Below we’ve added a few tips & tricks for using dashboards.


Cloud vs. self-hosted

Our dashboard guide takes outset in the free Cloud editions of Grafana and InfluxDB. These make it easy to get started and may suffice for smaller use cases. In particular, the free Grafana cloud option is scalable if you only need 5 dashboards and 3 users.

The free InfluxDB Cloud is a bit more limited as outlined here - in particular, you’re only allowed to write 5 MB every 5 minutes, which will be a bottleneck for some use cases. To scale for more devices you can select a usage-based InfluxDB cloud solution or self-host InfluxDB. You can find pricing for the use based cloud here. Self-hosting is also fairly easy e.g. via docker, but outside the scope of our docs for now.

While self-hosted solutions are outside the scope of this guide, we have a very basic ‘get started’ guide that you can check out here.


Where to run CANedge InfluxDB Writer script

If you’re running a MinIO S3 server on a PC/laptop, it would make sense to deploy the dashboard-writer script on the same system to minimize latency when fetching files. Similarly, if you’re running an AWS S3 server, it could make sense to deploy the script on an EC2 instance in the same region. For test purposes, of course, you can run the script where it is most convenient.


Optimizing the written data

When setting up your dashboard it may be tempting to “push everything” at max frequency to your InfluxDB database. This is possible, but you’ll quickly hit the free limits - and you’ll typically not need your data at e.g. 1 ms frequency. The script makes it easy to resample your data to a specific frequency, which can drastically reduce the storage required per device. Further, you can limit the number of signals you push by adding a speicfic list up front.


Connect null values

When you zoom in on a chart, you will eventually encounter ‘null values’, i.e. points where no data is available. By default this will cause the chart to display points rather than lines. If you want to “connect the dots” in this scenario, open the panel and find the settings “Stacking and null value”, then set the “Null value” to “connected”.
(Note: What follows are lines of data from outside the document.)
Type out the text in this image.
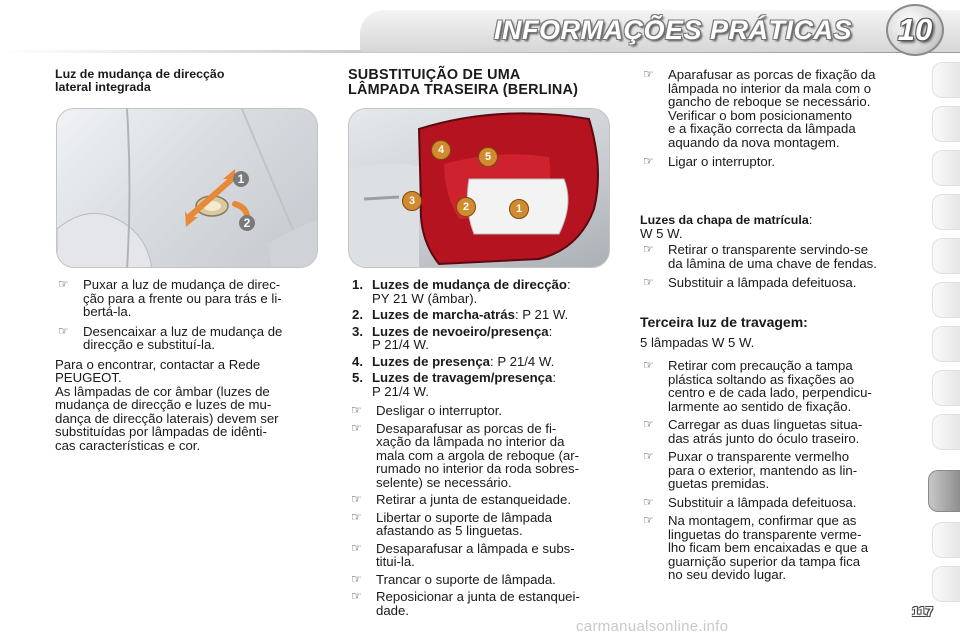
INFORMAÇÕES PRÁTICAS 10
Luz de mudança de direcção
lateral integrada
1
2
☞ Puxar a luz de mudança de direc-
ção para a frente ou para trás e li-
bertá-la.
☞ Desencaixar a luz de mudança de
direcção e substituí-la.
Para o encontrar, contactar a Rede
PEUGEOT.
As lâmpadas de cor âmbar (luzes de
mudança de direcção e luzes de mu-
dança de direcção laterais) devem ser
substituídas por lâmpadas de idênti-
cas características e cor.
SUBSTITUIÇÃO DE UMA
LÂMPADA TRASEIRA (BERLINA)
4
5
3	2	1
1. Luzes de mudança de direcção:
PY 21 W (âmbar).
2. Luzes de marcha-atrás: P 21 W.
3. Luzes de nevoeiro/presença:
P 21/4 W.
4. Luzes de presença: P 21/4 W.
5. Luzes de travagem/presença:
P 21/4 W.
☞ Desligar o interruptor.
☞ Desaparafusar as porcas de fi-
xação da lâmpada no interior da
mala com a argola de reboque (ar-
rumado no interior da roda sobres-
selente) se necessário.
☞ Retirar a junta de estanqueidade.
☞ Libertar o suporte de lâmpada
afastando as 5 linguetas.
☞ Desaparafusar a lâmpada e subs-
titui-la.
☞ Trancar o suporte de lâmpada.
☞ Reposicionar a junta de estanquei-
dade.
☞ Aparafusar as porcas de fixação da
lâmpada no interior da mala com o
gancho de reboque se necessário.
Verificar o bom posicionamento
e a fixação correcta da lâmpada
aquando da nova montagem.
☞ Ligar o interruptor.
Luzes da chapa de matrícula:
W 5 W.
☞ Retirar o transparente servindo-se
da lâmina de uma chave de fendas.
☞ Substituir a lâmpada defeituosa.
Terceira luz de travagem:
5 lâmpadas W 5 W.
☞ Retirar com precaução a tampa
plástica soltando as fixações ao
centro e de cada lado, perpendicu-
larmente ao sentido de fixação.
☞ Carregar as duas linguetas situa-
das atrás junto do óculo traseiro.
☞ Puxar o transparente vermelho
para o exterior, mantendo as lin-
guetas premidas.
☞ Substituir a lâmpada defeituosa.
☞ Na montagem, confirmar que as
linguetas do transparente verme-
lho ficam bem encaixadas e que a
guarnição superior da tampa fica
no seu devido lugar.
117
carmanualsonline.info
Optionally enable millisecond resolution data

By default, your dashboard display is capped at 1 second as the max resolution when zooming in. However, you can go beyond this by pushing your data at a higher frequency and adjusting your panels. In your Python script, you can disable resampling to use the “raw” sampling rate. Further, when editing a Grafana panel you can click Query options to set the “Min interval” to e.g. 1 ms.

Note that this may increase the load time of your dashboard, so consider if it is relevant to your use case. Further, if you’re using the free InfluxDB Cloud account, there is a cap of writing 5 MB per 5 min to the DB, hence pushing “raw frequency data” can take a very long time.